Early Skewed Distribution of Total and HIV-Specific CD8+ T-Cell Memory Phenotypes during Primary HIV Infection Is Related to Reduced Antiviral Activity and Faster Disease Progression
Figure 4
The relationship between PD-1 expression and markers of disease progression as well as with the distribution of memory subsets were studied in primary HIV infection (PHI) group.

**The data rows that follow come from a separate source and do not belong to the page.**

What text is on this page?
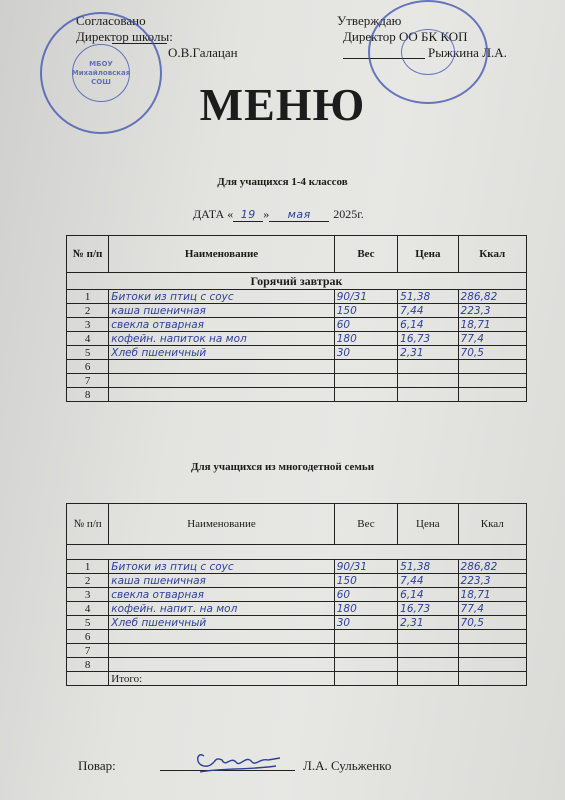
Согласовано
Директор школы:
О.В.Галацан
Утверждаю
Директор ОО БК КОП
Рыжкина Л.А.
МБОУ Михайловская СОШ	МЕНЮ
Для учащихся 1-4 классов
ДАТА « 19 » мая 2025г.
№ п/п	Наименование	Вес	Цена	Ккал
Горячий завтрак				
1	Битоки из птиц с соус	90/31	51,38	286,82
2	каша пшеничная	150	7,44	223,3
3	свекла отварная	60	6,14	18,71
4	кофейн. напиток на мол	180	16,73	77,4
5	Хлеб пшеничный	30	2,31	70,5
6				
7				
8				
Для учащихся из многодетной семьи
№ п/п	Наименование	Вес	Цена	Ккал

1	Битоки из птиц с соус	90/31	51,38	286,82
2	каша пшеничная	150	7,44	223,3
3	свекла отварная	60	6,14	18,71
4	кофейн. напит. на мол	180	16,73	77,4
5	Хлеб пшеничный	30	2,31	70,5
6				
7				
8				
	Итого:			
Повар:	Л.А. Сульженко
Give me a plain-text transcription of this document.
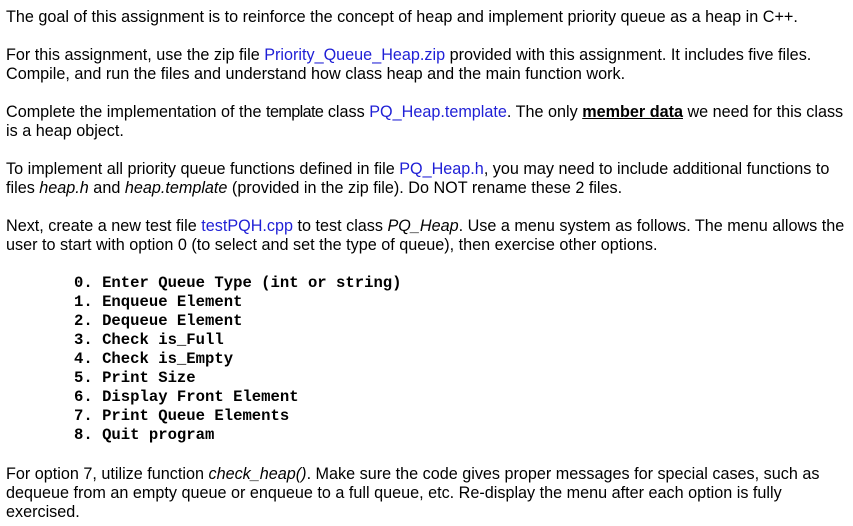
The goal of this assignment is to reinforce the concept of heap and implement priority queue as a heap in C++.

For this assignment, use the zip file Priority_Queue_Heap.zip provided with this assignment. It includes five files. Compile, and run the files and understand how class heap and the main function work.

Complete the implementation of the template class PQ_Heap.template. The only member data we need for this class is a heap object.

To implement all priority queue functions defined in file PQ_Heap.h, you may need to include additional functions to files heap.h and heap.template (provided in the zip file). Do NOT rename these 2 files.

Next, create a new test file testPQH.cpp to test class PQ_Heap. Use a menu system as follows. The menu allows the user to start with option 0 (to select and set the type of queue), then exercise other options.

0. Enter Queue Type (int or string)
1. Enqueue Element
2. Dequeue Element
3. Check is_Full
4. Check is_Empty
5. Print Size
6. Display Front Element
7. Print Queue Elements
8. Quit program

For option 7, utilize function check_heap(). Make sure the code gives proper messages for special cases, such as dequeue from an empty queue or enqueue to a full queue, etc. Re-display the menu after each option is fully exercised.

Percentage of PD-1 (A), PD-1Low (B), and PD-1High (C) cells out of bulk and HIV-specific CD8+ T-cells, in samples from PHI subjects (N = 19; 30 specific responses) obtained at 8 months post-infection. (D to F) Correlations between clinical parameters and percentage of PD-1 expression in the CD8+ T-cell subset, within the PHI group: Percentage of CD4 T-cells versus percentage of bulk PD-1+ CD8+ T-cells (D) or PD-1+ HIV-specific CD8+ T-cells (E). Viral load versus percentage of PD-1High HIV-specific CD8+ T-cells (F). (G to K) Correlation between baseline CD8+ T-cell memory subsets and percentage of PD-1 expression at 8 months post-infection (N = 11 subjects; 18 specific responses): percentage of bulk CD8+ effector memory (TEM) (G) or terminal effector (TTE) (H) cells versus percentage of bulk PD-1High CD8+ T-cells. Percentage of HIV-specific CD8+ TEM (I), CD8+ TTE (J) cells, or TEM/(TEM+TTE) ratio (K) versus percentage of PD-1High HIV-specific CD8+ T-cells. Panels A–C: horizontal lines stand for median values. P values were calculated using Mann-Whitney test. Asterisks denote different P values: * P<0.05; ** P<0.005; *** P<0.001. Panels D–K: r and P values correspond to Spearman's test. In all panels, open and filled green dots denote PHI>350 and PHI<350 subjects, respectively.